Deubzer et al. documented that maternal vaccination with polyvalent pneumococcal polysaccharide vaccine boosts the capacity of colostrum to inhibit the adherence of pneumococci to pharyngeal epithelial cells.[74] In a randomized, placebo-controlled trial during the RSV season, higher vaccine-specific anti-F IgA and IgG concentrations in breast milk were found in mothers who received the anti-RSV PFP-2 vaccine.[75]

These observations may be of greater importance in preterm babies, who receive less transplacentally acquired immunoglobulin. Interestingly, Mother Nature may have already accounted for this deficiency, as higher concentrations of sIgA are found in the breast milk of mothers who deliver preterm infants.[76] The implications for these differences on vaccine strategies remain to be elucidated.

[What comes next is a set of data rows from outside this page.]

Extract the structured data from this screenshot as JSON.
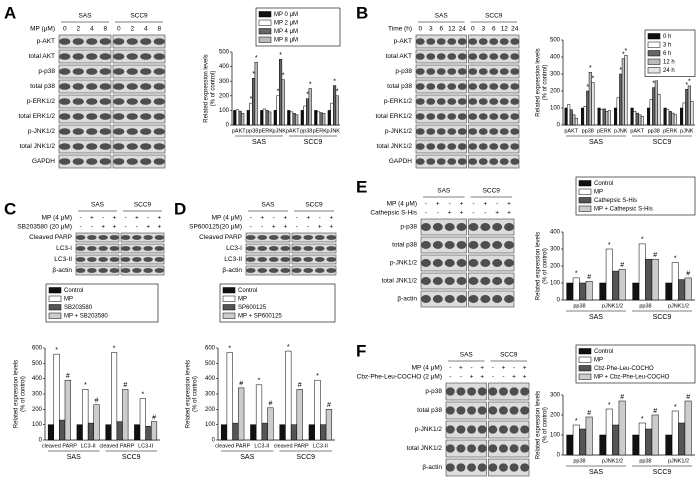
{
  "panels": [
    {
      "letter": "A",
      "cell_lines": [
        "SAS",
        "SCC9"
      ],
      "conditions": [
        {
          "label": "MP (μM)",
          "values": [
            "0",
            "2",
            "4",
            "8",
            "0",
            "2",
            "4",
            "8"
          ]
        }
      ],
      "rows": [
        "p-AKT",
        "total AKT",
        "p-p38",
        "total p38",
        "p-ERK1/2",
        "total ERK1/2",
        "p-JNK1/2",
        "total JNK1/2",
        "GAPDH"
      ]
    },
    {
      "letter": "B",
      "cell_lines": [
        "SAS",
        "SCC9"
      ],
      "conditions": [
        {
          "label": "Time (h)",
          "values": [
            "0",
            "3",
            "6",
            "12",
            "24",
            "0",
            "3",
            "6",
            "12",
            "24"
          ]
        }
      ],
      "rows": [
        "p-AKT",
        "total AKT",
        "p-p38",
        "total p38",
        "p-ERK1/2",
        "total ERK1/2",
        "p-JNK1/2",
        "total JNK1/2",
        "GAPDH"
      ]
    },
    {
      "letter": "C",
      "cell_lines": [
        "SAS",
        "SCC9"
      ],
      "conditions": [
        {
          "label": "MP (4 μM)",
          "values": [
            "-",
            "+",
            "-",
            "+",
            "-",
            "+",
            "-",
            "+"
          ]
        },
        {
          "label": "SB203580 (20 μM)",
          "values": [
            "-",
            "-",
            "+",
            "+",
            "-",
            "-",
            "+",
            "+"
          ]
        }
      ],
      "rows": [
        "Cleaved PARP",
        "LC3-I",
        "LC3-II",
        "β-actin"
      ]
    },
    {
      "letter": "D",
      "cell_lines": [
        "SAS",
        "SCC9"
      ],
      "conditions": [
        {
          "label": "MP (4 μM)",
          "values": [
            "-",
            "+",
            "-",
            "+",
            "-",
            "+",
            "-",
            "+"
          ]
        },
        {
          "label": "SP600125(20 μM)",
          "values": [
            "-",
            "-",
            "+",
            "+",
            "-",
            "-",
            "+",
            "+"
          ]
        }
      ],
      "rows": [
        "Cleaved PARP",
        "LC3-I",
        "LC3-II",
        "β-actin"
      ]
    },
    {
      "letter": "E",
      "cell_lines": [
        "SAS",
        "SCC9"
      ],
      "conditions": [
        {
          "label": "MP (4 μM)",
          "values": [
            "-",
            "+",
            "-",
            "+",
            "-",
            "+",
            "-",
            "+"
          ]
        },
        {
          "label": "Cathepsic S-His",
          "values": [
            "-",
            "-",
            "+",
            "+",
            "-",
            "-",
            "+",
            "+"
          ]
        }
      ],
      "rows": [
        "p-p38",
        "total p38",
        "p-JNK1/2",
        "total JNK1/2",
        "β-actin"
      ]
    },
    {
      "letter": "F",
      "cell_lines": [
        "SAS",
        "SCC9"
      ],
      "conditions": [
        {
          "label": "MP (4 μM)",
          "values": [
            "-",
            "+",
            "-",
            "+",
            "-",
            "+",
            "-",
            "+"
          ]
        },
        {
          "label": "Cbz-Phe-Leu-COCHO (2 μM)",
          "values": [
            "-",
            "-",
            "+",
            "+",
            "-",
            "-",
            "+",
            "+"
          ]
        }
      ],
      "rows": [
        "p-p38",
        "total p38",
        "p-JNK1/2",
        "total JNK1/2",
        "β-actin"
      ]
    }
  ],
  "chart_data": [
    {
      "type": "bar",
      "y_label": [
        "Related expression levels",
        "(% of control)"
      ],
      "categories": [
        "pAKT",
        "pp38",
        "pERK",
        "pJNK",
        "pAKT",
        "pp38",
        "pERK",
        "pJNK"
      ],
      "groups": [
        "SAS",
        "SCC9"
      ],
      "ylim": [
        0,
        500
      ],
      "yticks": [
        0,
        100,
        200,
        300,
        400,
        500
      ],
      "series": [
        {
          "name": "MP 0 μM",
          "color": "#111111",
          "values": [
            100,
            100,
            100,
            100,
            100,
            100,
            100,
            100
          ]
        },
        {
          "name": "MP 2 μM",
          "color": "#ffffff",
          "values": [
            105,
            150,
            110,
            200,
            90,
            130,
            90,
            150
          ],
          "significance": [
            null,
            "*",
            null,
            "*",
            null,
            null,
            null,
            null
          ]
        },
        {
          "name": "MP 4 μM",
          "color": "#666666",
          "values": [
            95,
            320,
            100,
            450,
            80,
            180,
            85,
            270
          ],
          "significance": [
            null,
            "*",
            null,
            "*",
            null,
            "*",
            null,
            "*"
          ]
        },
        {
          "name": "MP 8 μM",
          "color": "#bbbbbb",
          "values": [
            80,
            430,
            90,
            310,
            70,
            250,
            80,
            200
          ],
          "significance": [
            null,
            "*",
            null,
            "*",
            null,
            "*",
            null,
            "*"
          ]
        }
      ]
    },
    {
      "type": "bar",
      "y_label": [
        "Related expression levels",
        "(% of control)"
      ],
      "categories": [
        "pAKT",
        "pp38",
        "pERK",
        "pJNK",
        "pAKT",
        "pp38",
        "pERK",
        "pJNK"
      ],
      "groups": [
        "SAS",
        "SCC9"
      ],
      "ylim": [
        0,
        500
      ],
      "yticks": [
        0,
        100,
        200,
        300,
        400,
        500
      ],
      "series": [
        {
          "name": "0 h",
          "color": "#111111",
          "values": [
            100,
            100,
            100,
            100,
            100,
            100,
            100,
            100
          ]
        },
        {
          "name": "3 h",
          "color": "#ffffff",
          "values": [
            120,
            110,
            90,
            160,
            80,
            150,
            90,
            130
          ]
        },
        {
          "name": "6 h",
          "color": "#666666",
          "values": [
            90,
            200,
            95,
            300,
            70,
            220,
            80,
            210
          ],
          "significance": [
            null,
            "*",
            null,
            "*",
            null,
            "*",
            null,
            "*"
          ]
        },
        {
          "name": "12 h",
          "color": "#bbbbbb",
          "values": [
            60,
            310,
            80,
            390,
            60,
            260,
            70,
            230
          ],
          "significance": [
            null,
            "*",
            null,
            "*",
            null,
            "*",
            null,
            "*"
          ]
        },
        {
          "name": "24 h",
          "color": "#e6e6e6",
          "values": [
            40,
            250,
            85,
            410,
            50,
            180,
            60,
            140
          ],
          "significance": [
            null,
            "*",
            null,
            "*",
            null,
            null,
            null,
            null
          ]
        }
      ]
    },
    {
      "type": "bar",
      "y_label": [
        "Related expression levels",
        "(% of control)"
      ],
      "categories": [
        "cleaved PARP",
        "LC3-II",
        "cleaved PARP",
        "LC3-II"
      ],
      "groups": [
        "SAS",
        "SCC9"
      ],
      "ylim": [
        0,
        600
      ],
      "yticks": [
        0,
        100,
        200,
        300,
        400,
        500,
        600
      ],
      "series": [
        {
          "name": "Control",
          "color": "#111111",
          "values": [
            100,
            100,
            100,
            100
          ]
        },
        {
          "name": "MP",
          "color": "#ffffff",
          "values": [
            560,
            330,
            570,
            270
          ],
          "significance": [
            "*",
            "*",
            "*",
            "*"
          ]
        },
        {
          "name": "SB203580",
          "color": "#555555",
          "values": [
            130,
            110,
            120,
            90
          ]
        },
        {
          "name": "MP + SB203580",
          "color": "#cccccc",
          "values": [
            390,
            230,
            330,
            120
          ],
          "significance": [
            "#",
            "#",
            "#",
            "#"
          ]
        }
      ]
    },
    {
      "type": "bar",
      "y_label": [
        "Related expression levels",
        "(% of control)"
      ],
      "categories": [
        "cleaved PARP",
        "LC3-II",
        "cleaved PARP",
        "LC3-II"
      ],
      "groups": [
        "SAS",
        "SCC9"
      ],
      "ylim": [
        0,
        600
      ],
      "yticks": [
        0,
        100,
        200,
        300,
        400,
        500,
        600
      ],
      "series": [
        {
          "name": "Control",
          "color": "#111111",
          "values": [
            100,
            100,
            100,
            100
          ]
        },
        {
          "name": "MP",
          "color": "#ffffff",
          "values": [
            570,
            360,
            580,
            390
          ],
          "significance": [
            "*",
            "*",
            "*",
            "*"
          ]
        },
        {
          "name": "SP600125",
          "color": "#555555",
          "values": [
            110,
            110,
            100,
            100
          ]
        },
        {
          "name": "MP + SP600125",
          "color": "#cccccc",
          "values": [
            340,
            210,
            330,
            200
          ],
          "significance": [
            "#",
            "#",
            "#",
            "#"
          ]
        }
      ]
    },
    {
      "type": "bar",
      "y_label": [
        "Related expression levels",
        "(% of control)"
      ],
      "categories": [
        "pp38",
        "pJNK1/2",
        "pp38",
        "pJNK1/2"
      ],
      "groups": [
        "SAS",
        "SCC9"
      ],
      "ylim": [
        0,
        400
      ],
      "yticks": [
        0,
        100,
        200,
        300,
        400
      ],
      "series": [
        {
          "name": "Control",
          "color": "#111111",
          "values": [
            100,
            100,
            100,
            100
          ]
        },
        {
          "name": "MP",
          "color": "#ffffff",
          "values": [
            130,
            300,
            330,
            220
          ],
          "significance": [
            "*",
            "*",
            "*",
            "*"
          ]
        },
        {
          "name": "Cathepsic S-His",
          "color": "#555555",
          "values": [
            100,
            170,
            240,
            120
          ]
        },
        {
          "name": "MP + Cathepsic S-His",
          "color": "#cccccc",
          "values": [
            110,
            180,
            240,
            130
          ],
          "significance": [
            "#",
            "#",
            "#",
            "#"
          ]
        }
      ]
    },
    {
      "type": "bar",
      "y_label": [
        "Related expression levels",
        "(% of control)"
      ],
      "categories": [
        "pp38",
        "pJNK1/2",
        "pp38",
        "pJNK1/2"
      ],
      "groups": [
        "SAS",
        "SCC9"
      ],
      "ylim": [
        0,
        300
      ],
      "yticks": [
        0,
        100,
        200,
        300
      ],
      "series": [
        {
          "name": "Control",
          "color": "#111111",
          "values": [
            100,
            100,
            100,
            100
          ]
        },
        {
          "name": "MP",
          "color": "#ffffff",
          "values": [
            150,
            230,
            160,
            220
          ],
          "significance": [
            "*",
            "*",
            "*",
            "*"
          ]
        },
        {
          "name": "Cbz-Phe-Leu-COCHO",
          "color": "#555555",
          "values": [
            130,
            150,
            130,
            160
          ]
        },
        {
          "name": "MP + Cbz-Phe-Leu-COCHO",
          "color": "#cccccc",
          "values": [
            190,
            270,
            200,
            270
          ],
          "significance": [
            "#",
            "#",
            "#",
            "#"
          ]
        }
      ]
    }
  ]
}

Although data on postnatal maternal immunization are sparse, it appears to be beneficial. A randomized, placebo-controlled trial of 23-valent pneumococcal polysaccharide immunization in Papua New Guinea reported a nonsignificant decrease in the number of acute lower respiratory tract illness over a 3-year period in children whose mothers were vaccinated antepartum (78.5% in children whose mothers had received placebo vs 67.8% in children whose mothers had received vaccine; p = 0.1). However, among infants who were 1–17 months of age at the time of maternal immunization, there was a significant reduction in acute lower respiratory tract illness episodes over that same period (91.6% in placebo vs 76.2% in the vaccine arm; p = 0.02).[66] A significant transfer of pertussis antigen-specific IgA to breast milk in vaccinated postpartum mothers has also been documented.[77]

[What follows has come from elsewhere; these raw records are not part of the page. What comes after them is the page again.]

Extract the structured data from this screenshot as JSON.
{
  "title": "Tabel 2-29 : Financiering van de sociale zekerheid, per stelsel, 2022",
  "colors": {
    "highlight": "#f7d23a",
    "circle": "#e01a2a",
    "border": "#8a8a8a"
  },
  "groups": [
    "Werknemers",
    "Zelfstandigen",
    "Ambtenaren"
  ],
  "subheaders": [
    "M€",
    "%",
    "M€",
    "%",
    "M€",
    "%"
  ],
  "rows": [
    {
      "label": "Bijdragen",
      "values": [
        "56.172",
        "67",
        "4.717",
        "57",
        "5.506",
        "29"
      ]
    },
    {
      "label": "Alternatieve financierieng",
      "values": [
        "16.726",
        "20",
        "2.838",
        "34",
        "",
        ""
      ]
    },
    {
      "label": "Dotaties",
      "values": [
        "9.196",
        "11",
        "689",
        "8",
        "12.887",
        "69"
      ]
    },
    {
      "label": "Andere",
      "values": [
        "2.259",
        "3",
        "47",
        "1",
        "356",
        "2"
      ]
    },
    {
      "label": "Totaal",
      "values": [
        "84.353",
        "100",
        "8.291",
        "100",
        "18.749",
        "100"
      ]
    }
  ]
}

While maternal vaccination may substantially improve child health, it also poses challenges, including blunting of the infant's responses to her/his own vaccinations due to passively acquired maternal antibodies.[78] Lower seroconversion rates and antibody levels were first described for the measles vaccine[79] and have been observed with other vaccines.[80–82] However, these suppressive effects are highly variable and inconsistent not only between vaccines, but also for the same vaccine in different studies. Dose of vaccine and route of administration appear to be key factors in mediating the effect of transplacental maternal antibodies on infant vaccine response. Interestingly, blunting of infant antibody response does not appear to inhibit infant T-cell responses and/or infant priming.[83–86] T-cell priming in the presence of maternal antibodies has been associated with boosted high avidity antibody responses when the infant is subsequently challenged. Given the importance of T-cell responses that can be induced by a vaccine, particularly against viral pathogens, the significance of lower antibody levels is uncertain. In addition, how postpartum immunization and breast milk-mediated protection would impact infant immune response to vaccination remains largely unexplored.